Angin pergi untuk mencari cara agar batang pohon bisa menjadi bersih lagi, di atas kota yang lain angin bertemu dengan mendung tebal, maka ide muncul dalam benak angin untuk mengajak awan kekota dimana tempat pohon berada.
“Hai awan, wah sudah siap menguyur kota ya?”
“Bukan, kebetulan dirimu kesini angin, aku dalam perjalanan kedesa, mereka butuh air untuk sawah mereka. Maka antarkan aku segera kesana.”
“Wah, sebenarnya aku juga butuh bantuanmu awan. Temanku pohon dikota sebelah ingin membersihkan tubuhnya dari tempelan-tempelan poster partai, dengan bantuanmu pasti bisa.”
“Bagaimana ini, sepertinya kamu harus mengantarkan aku dulu setelah itu kamu kedesa yang sudah banjir disana ada awan yang lebih tebal dariku nah minta tolonglah pada dia.”
Setelah selesai berunding angin setuju dengan usulan awan dan segera mengantarka awan ketempat yang dituju.
“Terimakasih angin, sekarang carilah desa tak jauh dari sini.”
“Aku akan mencarinya, terimakasih petunjuknya.”
Mereka mengucapkan kata perpisahan, angin bertiup kencang mempercepat pencariannya tak kuasa dia melihat pohon-pohon itu tiap hari bertambah kotor, ada saja ulah manusia. Mungkin karena mereka tiada mngerti bahasa alam, padahal jika manusia mau cermat kejadian-kejadian alam yang terjadi sudah bukti kalau alam telah bicara pada manusia.
Senyum membias dibibir angin ketika bertemu awan, awan yang sangat hitam dan sepertinya siap untuk menurunkan hujan.
“Angin ada apa gerangan, senyummu itu tak dapat ku artikan.”

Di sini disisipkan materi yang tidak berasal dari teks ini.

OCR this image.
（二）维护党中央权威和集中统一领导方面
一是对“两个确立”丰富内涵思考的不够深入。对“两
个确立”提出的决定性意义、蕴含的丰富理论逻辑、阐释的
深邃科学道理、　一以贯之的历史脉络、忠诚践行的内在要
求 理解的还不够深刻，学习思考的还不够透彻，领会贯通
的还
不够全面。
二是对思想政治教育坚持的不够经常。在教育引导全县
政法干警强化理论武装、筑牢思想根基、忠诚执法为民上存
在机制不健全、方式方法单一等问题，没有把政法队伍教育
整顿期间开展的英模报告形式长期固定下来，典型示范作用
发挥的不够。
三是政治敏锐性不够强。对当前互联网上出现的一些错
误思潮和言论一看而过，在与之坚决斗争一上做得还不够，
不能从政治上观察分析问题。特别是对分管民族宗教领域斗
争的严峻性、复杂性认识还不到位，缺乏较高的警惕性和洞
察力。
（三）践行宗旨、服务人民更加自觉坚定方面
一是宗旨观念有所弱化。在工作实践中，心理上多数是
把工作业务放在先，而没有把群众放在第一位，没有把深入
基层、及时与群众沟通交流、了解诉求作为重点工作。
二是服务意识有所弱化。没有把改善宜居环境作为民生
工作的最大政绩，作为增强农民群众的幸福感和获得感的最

“Aku perlu bantuanmu, untuk menolong pohon temanku.”
“menolong bagaimana?”
“Sambil jalan kita bicarakan bagaimana, kau tak perlu lagi menghujani desa ini, kasihan sudah banjir. Saatnya manusia kota yang merasakannya.”
Awan hanya menurut pada angin sepanjang perjalanan angin bercerita tentang kehidupan kota dan calon pemimpin yang sedang berkampanye menggunkan pohon-pohon sebagai media penyebar informasi, karena memang pohon tak membutuhkan komisi seperti ketika mereka berkampanye lewat televisi, radio, atau surat kabar.
“O... begitu ceritanya, memang mereka perlu kita beri peringatan, apa kamu pernah tahu orang dalam gambar poster itu?”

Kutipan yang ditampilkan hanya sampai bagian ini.